Pour Guellali, les réformes proposées sont positives, sauf celles qui pénalisent le fait de parler publiquement du cannabis. Ce changement-là, note-t-elle, pourrait avoir des répercussions graves sur la liberté d’expression au sein du pays.

« Si ça fait partie de la nouvelle loi, ça pourrait se retourner contre les rappeurs, les assistants sociaux, et même Human Rights Watch, qui est partisan de la dépénalisation de la consommation de drogue », explique la chercheuse.

Lors de la révolution, la voix des rappeurs tunisiens s’est élevée haut et fort contre le gouvernement, la police et les inégalités qui rongent le pays. Certains de ces rappeurs sont connus dans le monde arabe et plusieurs d’entre eux ont des tubes qui vantent les mérites du joint. À l’instar de Kafon, les artistes Hamzaoui Med Amine et Klay BBJ ont acquis une certaine renommée pour leurs éloges de la weed et leurs critiques à l’égard des violences systématiques de la police contre les fumeurs.

Plusieurs rappeurs ont eu à faire avec la police dans des cas médiatisés, liés à la drogue. Récemment, Klay BBJ, un boxeur devenu artiste de hip-hop, a été détenu en octobre pour des chefs d’inculpation peu clairs. Une source judiciaire aurait suggéré qu’il s’agissait d’un délit lié à la consommation de drogue. Il a été libéré quelques jours plus tard, mais l’affaire montre que la Loi 52 est utilisée par les autorités pour taire les artistes et les militants opposés au gouvernement.
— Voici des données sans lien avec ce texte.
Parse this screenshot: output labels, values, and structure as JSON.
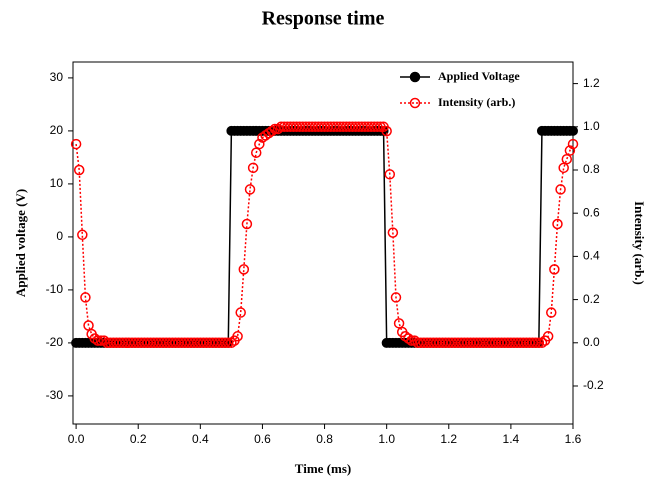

Khalil Awafi, 26 ans, fait partie d’un groupe de tagueurs politisés qui s’appelle Zwewela — ce qui veut dire « pauvres » en arabe tunisien. Awafi redoute que la loi ne serve à réprimer les groupes ouvertement contestataires tels que le sien. La nouvelle proposition de loi, dit-il, « est juste une solution temporaire. Les militants et les artistes seront poursuivis avec plus de zèle avec cette loi, qui interdit de promouvoir la consommation de zatla ».

Deux membres de l’équipe d’Awafi ont déjà été arrêtés en 2012 pour n’avoir pas respecté l’état d’urgence, pour avoir écrit sur la propriété publique et pour avoir publié des messages qui perturbent l’ordre public. Ils avaient écrit le slogan, « Le peuple veut des droits pour les pauvres » sur un mur dans une ville au sud de la Tunisie.

« Quand on entend dire que la loi a changé, ça donne de l’espoir, mais au fond, l’oppression est toujours là », dit Awafi.

Boutheîna El Alouadi, 24 ans, est une rappeuse et danseuse tunisienne de hip-hop, mieux connue sous son nom de scène Medusa. El Alouadi est plus optimiste par rapport à la nouvelle version de la loi, qui selon elle, pourrait rendre la vie plus simple aux consommateurs occasionnels de weed. Elle souligne en particulier la disposition qui propose de remplacer la peine de prison par du travail d’intérêt général. Mais comme beaucoup de ses collègues, elle aussi est entourée d’amis dans la scène de musique underground qui ont souffert de la répression gouvernementale sur les infractions liées à la consommation de cannabis.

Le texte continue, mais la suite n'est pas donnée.